Ahmadinajad has abundant feelings about Islam as he sees it, especially in the issue of the return of Al-Mahdi, this affects his behaviors and declarations. Yet he does not differ from Rafsanjani and Khatami in the general policy of the system, because the authority of the presidents to make changes is very limited according to the constitution of the state.

Iran did not violate the agreement of limitation of nuclear spreading, it allows the inspectors and implements the agreement more than any other country, its fertilization of Uranium is very little and far from producing nuclear weapons, this is besides the continuous re-assuring of Iran that the goal is peaceful and under the supervision of the International Agency.

America is behind the aggravation of the crisis and hindering the negotiations between Iran and the European Trio to solve it, because America wants to realize the following goals:
Make Europe busy in security issue so that America will find justification in establishing Missile bases in Europe.

To create a state of tension in the Gulf region allows America to have an increasing existence for it there.

To give an international and regional image that abating the heat of the crisis lies in its hands alone, so as to go into an open atmosphere of negotiations with Iran and normalize the relations with it, after the failure of the Europeans in solving it.

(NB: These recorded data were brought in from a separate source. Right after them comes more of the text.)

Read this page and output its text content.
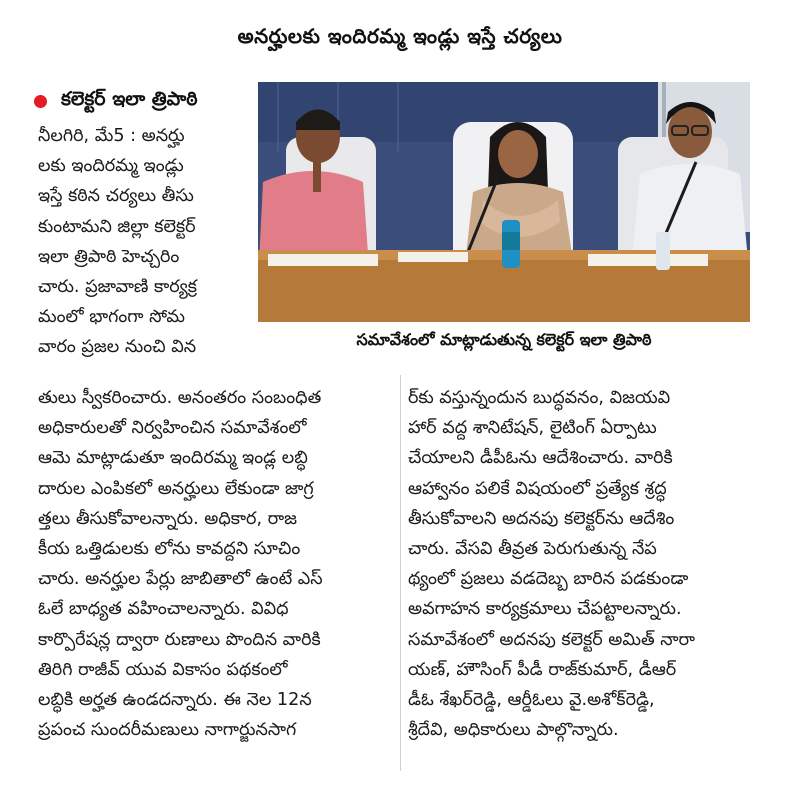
అనర్హులకు ఇందిరమ్మ ఇండ్లు ఇస్తే చర్యలు
కలెక్టర్ ఇలా త్రిపాఠి
సమావేశంలో మాట్లాడుతున్న కలెక్టర్ ఇలా త్రిపాఠి
నీలగిరి, మే5 : అనర్హు
లకు ఇందిరమ్మ ఇండ్లు
ఇస్తే కఠిన చర్యలు తీసు
కుంటామని జిల్లా కలెక్టర్
ఇలా త్రిపాఠి హెచ్చరిం
చారు. ప్రజావాణి కార్యక్ర
మంలో భాగంగా సోమ
వారం ప్రజల నుంచి విన
తులు స్వీకరించారు. అనంతరం సంబంధిత
అధికారులతో నిర్వహించిన సమావేశంలో
ఆమె మాట్లాడుతూ ఇందిరమ్మ ఇండ్ల లబ్ధి
దారుల ఎంపికలో అనర్హులు లేకుండా జాగ్ర
త్తలు తీసుకోవాలన్నారు. అధికార, రాజ
కీయ ఒత్తిడులకు లోను కావద్దని సూచిం
చారు. అనర్హుల పేర్లు జాబితాలో ఉంటే ఎస్
ఓలే బాధ్యత వహించాలన్నారు. వివిధ
కార్పొరేషన్ల ద్వారా రుణాలు పొందిన వారికి
తిరిగి రాజీవ్ యువ వికాసం పథకంలో
లబ్ధికి అర్హత ఉండదన్నారు. ఈ నెల 12న
ప్రపంచ సుందరీమణులు నాగార్జునసాగ
ర్‌కు వస్తున్నందున బుద్ధవనం, విజయవి
హార్ వద్ద శానిటేషన్, లైటింగ్ ఏర్పాటు
చేయాలని డీపీఓను ఆదేశించారు. వారికి
ఆహ్వానం పలికే విషయంలో ప్రత్యేక శ్రద్ధ
తీసుకోవాలని అదనపు కలెక్టర్‌ను ఆదేశిం
చారు. వేసవి తీవ్రత పెరుగుతున్న నేప
థ్యంలో ప్రజలు వడదెబ్బ బారిన పడకుండా
అవగాహన కార్యక్రమాలు చేపట్టాలన్నారు.
సమావేశంలో అదనపు కలెక్టర్ అమిత్ నారా
యణ్, హౌసింగ్ పీడీ రాజ్‌కుమార్, డీఆర్
డీఓ శేఖర్‌రెడ్డి, ఆర్డీఓలు వై.అశోక్‌రెడ్డి,
శ్రీదేవి, అధికారులు పాల్గొన్నారు.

So, the response of America, in the near future ,to the stress of the Israeli factor on the Neo-Conservatives in spite of their tight relation with Jew entity -to attack the Iranian nuclear establishments- is a weak one, it will nevertheless reassure state of Jews by putting restrictions -during the negotiations- on the fertilization of uranium to a limited rate so as not to produce nuclear weapons, try also to fertilize the uranium outside Iran and then transfer it to Iran, under the supervision of the International Agency, this is besides the commitment of America to state of enemy to protect it.

Transferring the file to the Security Council is not expected to issue sensitive punishments on Iran, because its excessive harm will be upon Russia, the European Union and China, this make them object to the strong punishments or else it should be mild punishments in order not to harm those countries. As for the Council to issue a resolution which allows military action, is also far from taking place according to the visible international data.